Access control The proposed technique uses a searchable attribute-based encryption Algorithm based on the access policy. The codeword is used in this access control approach, which can give secret keys for different labels. The corresponding ciphertext can be accessed only if the user’s attributes match the access control approach. The codeword of the attributes in the ciphertext cannot be retrieved if the user’s fetched attribute does not match the access control approach.

Data confidentiality In this approach, the patient data is encrypted with the secret key generated by the and creates the encrypted index. After that, the ciphertext and encrypted index are sent to the cloud server. When the data user sends a request to the cloud server, the cloud server executes a search token using the keyword (attribute). As a result, the required information is fetched after maintaining data storage security.

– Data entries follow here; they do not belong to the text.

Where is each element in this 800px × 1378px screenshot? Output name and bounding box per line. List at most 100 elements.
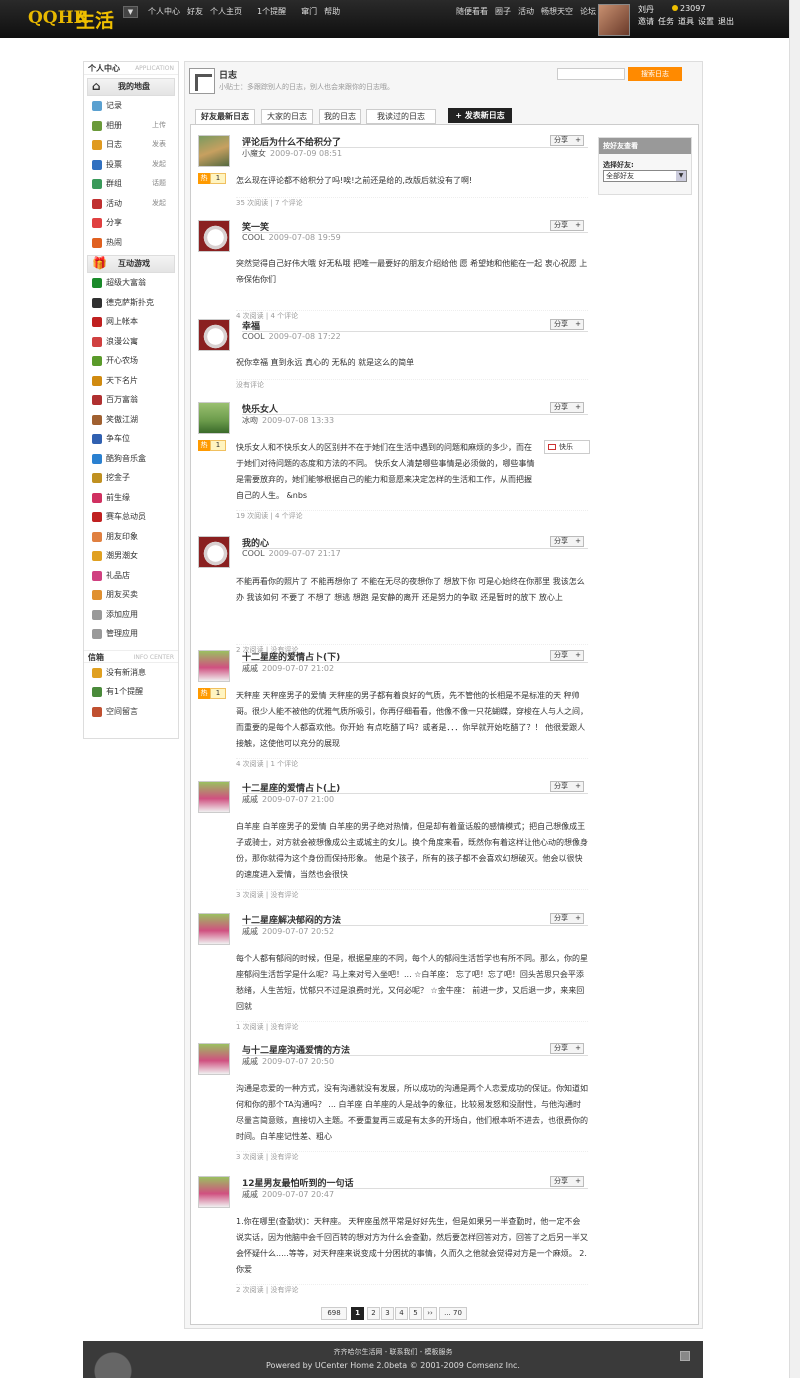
entry-title[interactable]: 幸福 <box>242 319 588 332</box>
entry-author[interactable]: COOL <box>242 233 265 242</box>
entry-author[interactable]: 冰吻 <box>242 416 258 425</box>
share-button[interactable]: 分享 <box>550 650 584 661</box>
sidebar-game-item[interactable]: 浪漫公寓 <box>84 332 178 352</box>
search-input[interactable] <box>557 68 625 80</box>
sidebar-myspace-item-action[interactable]: 发表 <box>152 135 166 154</box>
nav-personal-center[interactable]: 个人中心 <box>148 7 180 16</box>
entry-title[interactable]: 评论后为什么不给积分了 <box>242 135 588 148</box>
sidebar-game-item[interactable]: 争车位 <box>84 429 178 449</box>
share-button[interactable]: 分享 <box>550 1043 584 1054</box>
nav-homepage[interactable]: 个人主页 <box>210 7 242 16</box>
entry-author[interactable]: 小魔女 <box>242 149 266 158</box>
sidebar-head-games[interactable]: 🎁 互动游戏 <box>87 255 175 273</box>
sidebar-game-item[interactable]: 赛车总动员 <box>84 507 178 527</box>
sidebar-myspace-item[interactable]: 相册 上传 <box>84 116 178 136</box>
sidebar-myspace-item-action[interactable]: 发起 <box>152 194 166 213</box>
entry-author[interactable]: COOL <box>242 332 265 341</box>
author-avatar[interactable] <box>198 1043 230 1075</box>
tab-friends-blogs[interactable]: 好友最新日志 <box>195 109 255 125</box>
sidebar-game-item[interactable]: 开心农场 <box>84 351 178 371</box>
sidebar-game-item[interactable]: 潮男潮女 <box>84 546 178 566</box>
sidebar-myspace-item-action[interactable]: 话题 <box>152 174 166 193</box>
page-link[interactable]: 5 <box>409 1307 422 1320</box>
sidebar-game-item[interactable]: 朋友买卖 <box>84 585 178 605</box>
entry-author[interactable]: 戚戚 <box>242 927 258 936</box>
sidebar-game-item[interactable]: 挖金子 <box>84 468 178 488</box>
page-link[interactable]: ›› <box>423 1307 437 1320</box>
author-avatar[interactable] <box>198 913 230 945</box>
page-link[interactable]: 2 <box>367 1307 380 1320</box>
sidebar-game-item[interactable]: 添加应用 <box>84 605 178 625</box>
nav-random[interactable]: 随便看看 <box>456 7 488 16</box>
sidebar-myspace-item[interactable]: 群组 话题 <box>84 174 178 194</box>
entry-title[interactable]: 我的心 <box>242 536 588 549</box>
entry-title[interactable]: 十二星座解决郁闷的方法 <box>242 913 588 926</box>
publish-blog-button[interactable]: + 发表新日志 <box>448 108 512 123</box>
nav-sky[interactable]: 畅想天空 <box>541 7 573 16</box>
nav-visit[interactable]: 窜门 <box>301 7 317 16</box>
user-name[interactable]: 刘丹 <box>638 4 654 15</box>
link-logout[interactable]: 退出 <box>718 17 734 26</box>
nav-forum[interactable]: 论坛 <box>580 7 596 16</box>
share-button[interactable]: 分享 <box>550 319 584 330</box>
entry-author[interactable]: 戚戚 <box>242 1057 258 1066</box>
entry-title[interactable]: 笑一笑 <box>242 220 588 233</box>
sidebar-inbox-item[interactable]: 空间留言 <box>84 702 178 722</box>
author-avatar[interactable] <box>198 220 230 252</box>
sidebar-inbox-item[interactable]: 有1个提醒 <box>84 682 178 702</box>
sidebar-inbox-item[interactable]: 没有新消息 <box>84 663 178 683</box>
entry-author[interactable]: 戚戚 <box>242 664 258 673</box>
entry-title[interactable]: 十二星座的爱情占卜(上) <box>242 781 588 794</box>
sidebar-game-item[interactable]: 礼品店 <box>84 566 178 586</box>
sidebar-game-item[interactable]: 前生缘 <box>84 488 178 508</box>
page-link[interactable]: 3 <box>381 1307 394 1320</box>
share-button[interactable]: 分享 <box>550 781 584 792</box>
sidebar-game-item[interactable]: 酷狗音乐盒 <box>84 449 178 469</box>
share-button[interactable]: 分享 <box>550 913 584 924</box>
tab-my-blogs[interactable]: 我的日志 <box>319 109 361 124</box>
sidebar-myspace-item[interactable]: 分享 <box>84 213 178 233</box>
page-link[interactable]: 698 <box>321 1307 347 1320</box>
sidebar-game-item[interactable]: 管理应用 <box>84 624 178 644</box>
nav-reminder[interactable]: 1个提醒 <box>257 7 286 16</box>
page-link[interactable]: 1 <box>351 1307 364 1320</box>
user-avatar[interactable] <box>598 4 630 36</box>
site-logo[interactable]: QQHR 生活 <box>28 6 116 33</box>
author-avatar[interactable] <box>198 650 230 682</box>
sidebar-game-item[interactable]: 超级大富翁 <box>84 273 178 293</box>
entry-title[interactable]: 与十二星座沟通爱情的方法 <box>242 1043 588 1056</box>
sidebar-myspace-item[interactable]: 投票 发起 <box>84 155 178 175</box>
sidebar-myspace-item[interactable]: 热闹 <box>84 233 178 253</box>
share-button[interactable]: 分享 <box>550 1176 584 1187</box>
author-avatar[interactable] <box>198 781 230 813</box>
entry-author[interactable]: 戚戚 <box>242 795 258 804</box>
friends-select[interactable]: 全部好友 ▼ <box>603 170 687 182</box>
nav-friends[interactable]: 好友 <box>187 7 203 16</box>
sidebar-game-item[interactable]: 笑傲江湖 <box>84 410 178 430</box>
sidebar-myspace-item-action[interactable]: 发起 <box>152 155 166 174</box>
author-avatar[interactable] <box>198 319 230 351</box>
link-invite[interactable]: 邀请 <box>638 17 654 26</box>
link-tasks[interactable]: 任务 <box>658 17 674 26</box>
share-button[interactable]: 分享 <box>550 536 584 547</box>
page-link[interactable]: ... 70 <box>439 1307 467 1320</box>
sidebar-game-item[interactable]: 天下名片 <box>84 371 178 391</box>
nav-help[interactable]: 帮助 <box>324 7 340 16</box>
back-to-top-icon[interactable] <box>680 1351 690 1361</box>
entry-title[interactable]: 十二星座的爱情占卜(下) <box>242 650 588 663</box>
entry-title[interactable]: 12星男友最怕听到的一句话 <box>242 1176 588 1189</box>
link-settings[interactable]: 设置 <box>698 17 714 26</box>
sidebar-game-item[interactable]: 百万富翁 <box>84 390 178 410</box>
share-button[interactable]: 分享 <box>550 135 584 146</box>
share-button[interactable]: 分享 <box>550 402 584 413</box>
sidebar-game-item[interactable]: 朋友印象 <box>84 527 178 547</box>
sidebar-myspace-item[interactable]: 活动 发起 <box>84 194 178 214</box>
tab-all-blogs[interactable]: 大家的日志 <box>261 109 313 124</box>
menu-dropdown-icon[interactable]: ▼ <box>123 6 138 18</box>
sidebar-game-item[interactable]: 网上帐本 <box>84 312 178 332</box>
sidebar-game-item[interactable]: 德克萨斯扑克 <box>84 293 178 313</box>
footer-links[interactable]: 齐齐哈尔生活网 - 联系我们 - 模板服务 <box>83 1347 703 1357</box>
sidebar-myspace-item[interactable]: 日志 发表 <box>84 135 178 155</box>
nav-activity[interactable]: 活动 <box>518 7 534 16</box>
share-button[interactable]: 分享 <box>550 220 584 231</box>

Key security Generally, no encryption techniques are used to deliver the user’s key to the server in the attribute-based searchable encryption schemes. In this scheme, the user key is blindfolded with a codeword and each key location is stored to ensure the user key’s security and secrecy. The server uses the key to establish if the user key attribute meets the search conditions, which results in user key leakage and loss of data confidentiality.

Anonymity It shows that the patient data never reveal the patient’s identity, or when a patient is communicating, the patient’s identity should be kept secret. In this scheme, search tokens are generated anonymously with patient data. Also, the scheme provides non-likability with this search token so that no secret key is revealed throughout the process.

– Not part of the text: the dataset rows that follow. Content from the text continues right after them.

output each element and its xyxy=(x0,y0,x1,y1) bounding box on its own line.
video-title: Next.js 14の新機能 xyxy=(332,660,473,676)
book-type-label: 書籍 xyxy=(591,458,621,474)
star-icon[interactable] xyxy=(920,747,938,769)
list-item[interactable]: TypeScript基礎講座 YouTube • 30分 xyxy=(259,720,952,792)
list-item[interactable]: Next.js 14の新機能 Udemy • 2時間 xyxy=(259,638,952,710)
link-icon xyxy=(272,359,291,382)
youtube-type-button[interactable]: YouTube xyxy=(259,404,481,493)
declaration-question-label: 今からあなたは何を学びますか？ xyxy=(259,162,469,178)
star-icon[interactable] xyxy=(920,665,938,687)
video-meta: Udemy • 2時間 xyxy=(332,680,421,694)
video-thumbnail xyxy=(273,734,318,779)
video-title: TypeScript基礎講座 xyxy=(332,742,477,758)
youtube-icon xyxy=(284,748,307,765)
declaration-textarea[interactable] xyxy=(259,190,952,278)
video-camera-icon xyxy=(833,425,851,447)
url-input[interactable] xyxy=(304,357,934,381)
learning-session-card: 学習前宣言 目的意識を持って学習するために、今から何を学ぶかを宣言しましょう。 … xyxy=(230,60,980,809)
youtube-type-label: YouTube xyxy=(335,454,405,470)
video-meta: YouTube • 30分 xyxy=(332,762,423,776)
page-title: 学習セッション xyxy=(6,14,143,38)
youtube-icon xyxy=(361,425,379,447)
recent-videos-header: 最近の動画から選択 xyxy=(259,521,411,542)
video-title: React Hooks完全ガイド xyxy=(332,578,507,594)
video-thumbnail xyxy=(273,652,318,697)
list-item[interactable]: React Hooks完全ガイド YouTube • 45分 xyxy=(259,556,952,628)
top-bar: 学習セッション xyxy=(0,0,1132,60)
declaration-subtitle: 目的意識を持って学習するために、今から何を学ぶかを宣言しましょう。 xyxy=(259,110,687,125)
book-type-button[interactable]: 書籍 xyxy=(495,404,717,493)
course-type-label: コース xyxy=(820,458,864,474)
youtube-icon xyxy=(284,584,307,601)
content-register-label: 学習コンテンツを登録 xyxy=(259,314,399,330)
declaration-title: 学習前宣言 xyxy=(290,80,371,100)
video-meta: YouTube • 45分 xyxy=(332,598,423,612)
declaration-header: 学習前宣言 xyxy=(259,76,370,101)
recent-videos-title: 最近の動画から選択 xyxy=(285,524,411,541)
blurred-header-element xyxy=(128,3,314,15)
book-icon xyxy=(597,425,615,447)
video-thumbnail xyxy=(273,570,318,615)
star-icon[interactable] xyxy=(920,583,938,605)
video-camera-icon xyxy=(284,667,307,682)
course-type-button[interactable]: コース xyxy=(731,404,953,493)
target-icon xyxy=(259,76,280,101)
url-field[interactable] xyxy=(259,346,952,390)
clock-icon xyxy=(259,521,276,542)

Data availability In most attribute-based searchable schemes, the data availability chances get low because the ciphertext is saved on the cloud server. The keyword that acts as a trapdoor is provided to the cloud server whenever a keyword has to be searched. Now, for each file, a heuristic match is established using the trapdoor received by the cloud. If the match is successful, the keyword is present in the file. Finally, the cloud returns all files that successfully meet the search criteria to the user. Only the returned file has to be encrypted after getting the search results. However, in this scheme, the codeword is used for finding the search key which will track the document ID. This will increase the data availability chance high.

Conclusion

Smart healthcare systems provide a better opportunity to distribute the load of the overburdened traditional healthcare system. Most of the smart healthcare systems are based on cloud-based IoT technology. However, this technology’s service latency rate is insufficient to cater to the demands of emergency, time-critical healthcare needs. So, the edge layer introduced between the IoT devices and the cloud layer called EoT manages to overcome a few limitations of a smart healthcare system. The SEoT framework for monitoring of health conditions of people has been proposed in this paper. The framework is aimed to predict or detect the chance of a diseased condition in a person by analyzing the deviation of observed bio-signal values from the usual or standard values. The framework detects the abnormal data received from the edge device. It provides secure access to sensitive data in the cloud. Four different clustering techniques have been used to detect abnormality in transmitted patient data. ABE technique with access policy is used to maintain the security of the patient data stored in the cloud. The outcome of the experiment KMNN clustering technique performed better than the other three algorithms. The algorithm maintains accuracy up to 98.5%. The efficiency of the proposed system can be enhanced by adding more edge devices at the edge layer. The future directions of this work can be done by adding blockchain technology to enhance the security and access control mechanism in the proposed framework.